Through workshops, organizational consulting, printed and online resources, and public education, Class Action helps individuals develop class awareness and a class lens, explores race and class intersections, addresses class barriers and class privilege, builds bridges across the class divide, and helps institutions become more equitable and promote economic justice.
Can you describe your involvement with Class Action? After observing, surveying and interviewing members of 25 varied progressive social justice groups, doing qualitative and quantitative analysis that uncovered numerous correlations between member class and group culture, and writing the book, Missing Class: Strengthening Social Movement Groups by Seeing Class Cultures (Cornell University Press 2014), I went on a national book tour organized by Class Action staff. We developed workshops for activists on understanding and bridging class culture differences and trained 11 other Class Action trainers to lead them, and we did more than 30 workshops in every region of the US, hosted by community foundations, grassroots groups, colleges, religious congregations, activist conferences, etc. We created a Cross-Class Bridge Builder award, and before I went to a major city, we would solicit nominations of local organizations and circulate a ballot to our and their contacts; I presented an award to the winner at one of my open events. Giving the awards led to more class-diversity among the participants, and more networking, so we were not just spotlighting cross-class alliances, we were helping create them. The last stage of the process was to create the website www.activistclasscultures.org, which had 14,000 separate visitors in its first three months.
We consider this project a success. We have heard that the tips and tools we spread through the workshops and website have been used by many organizations to make the wording of their mission statements and websites more accessible, to shift internal power relations, to reduce barriers to participation by working-class and poor people, and to inspire outreach and coalition building.

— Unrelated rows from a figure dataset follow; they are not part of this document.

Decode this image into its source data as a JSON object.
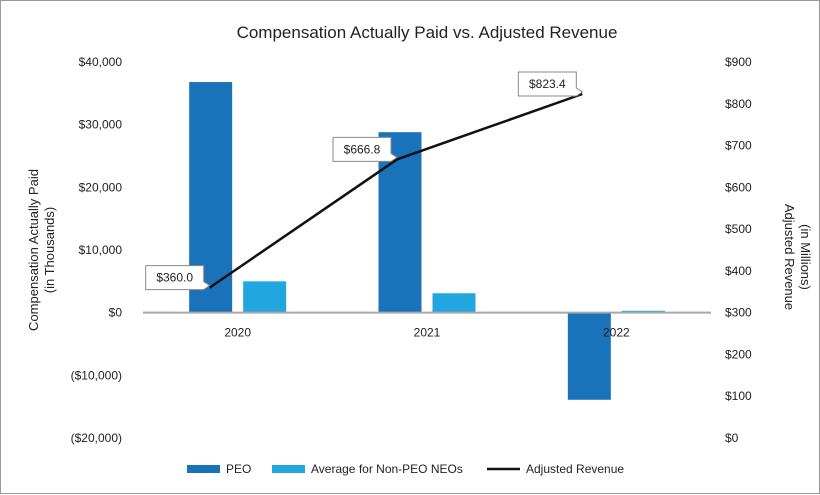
{
  "chart_data": {
    "type": "bar",
    "title": "Compensation Actually Paid vs. Adjusted Revenue",
    "categories": [
      "2020",
      "2021",
      "2022"
    ],
    "ylabel_left_line1": "Compensation Actually Paid",
    "ylabel_left_line2": "(in Thousands)",
    "ylabel_right_line1": "Adjusted Revenue",
    "ylabel_right_line2": "(in Millions)",
    "ylim_left": [
      -20000,
      40000
    ],
    "ylim_right": [
      0,
      900
    ],
    "left_ticks": [
      {
        "value": 40000,
        "label": "$40,000"
      },
      {
        "value": 30000,
        "label": "$30,000"
      },
      {
        "value": 20000,
        "label": "$20,000"
      },
      {
        "value": 10000,
        "label": "$10,000"
      },
      {
        "value": 0,
        "label": "$0"
      },
      {
        "value": -10000,
        "label": "($10,000)"
      },
      {
        "value": -20000,
        "label": "($20,000)"
      }
    ],
    "right_ticks": [
      {
        "value": 900,
        "label": "$900"
      },
      {
        "value": 800,
        "label": "$800"
      },
      {
        "value": 700,
        "label": "$700"
      },
      {
        "value": 600,
        "label": "$600"
      },
      {
        "value": 500,
        "label": "$500"
      },
      {
        "value": 400,
        "label": "$400"
      },
      {
        "value": 300,
        "label": "$300"
      },
      {
        "value": 200,
        "label": "$200"
      },
      {
        "value": 100,
        "label": "$100"
      },
      {
        "value": 0,
        "label": "$0"
      }
    ],
    "series": [
      {
        "name": "PEO",
        "type": "bar",
        "axis": "left",
        "color": "#1a72b8",
        "values": [
          36800,
          28800,
          -13900
        ]
      },
      {
        "name": "Average for Non-PEO NEOs",
        "type": "bar",
        "axis": "left",
        "color": "#22a6df",
        "values": [
          5000,
          3100,
          300
        ]
      },
      {
        "name": "Adjusted Revenue",
        "type": "line",
        "axis": "right",
        "color": "#111111",
        "values": [
          360.0,
          666.8,
          823.4
        ],
        "labels": [
          "$360.0",
          "$666.8",
          "$823.4"
        ]
      }
    ],
    "legend_position": "bottom",
    "grid": false
  }
}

What sociological knowledge and/or skills did you use? Above all, Pierre Bourdieu’s theories! At heart the research was about taste distinctions and atypical types of cultural capital that have an exclusionary impact within social movements, an under-explored field.
I drew on social movement scholarship to position the groups within movement traditions. Because it was multi-method research, I used every form of research skill I had ever studied, such as ways to test association of nominal variables such as social class trajectory. I used concordance software to track the prevalence of particular terms per 10,000 spoken words in working-class and college-educated-professional activist speech.
How did you connect with Class Action? I was a founding board member. I was on the staff from 2010 to 2015; now I’m just a board member and senior trainer.
Duration of the project? Eight years from first idea to the end of the book tour and the website going live.
Is there anything else you would like to share about this work? Class Action continues to do cutting-edge work on organizational classism, such as obstacles faced by first-generation college students at elite colleges. One new project, Staffing the Mission, is about unfair and fair compensation policies at mission-driven nonprofits.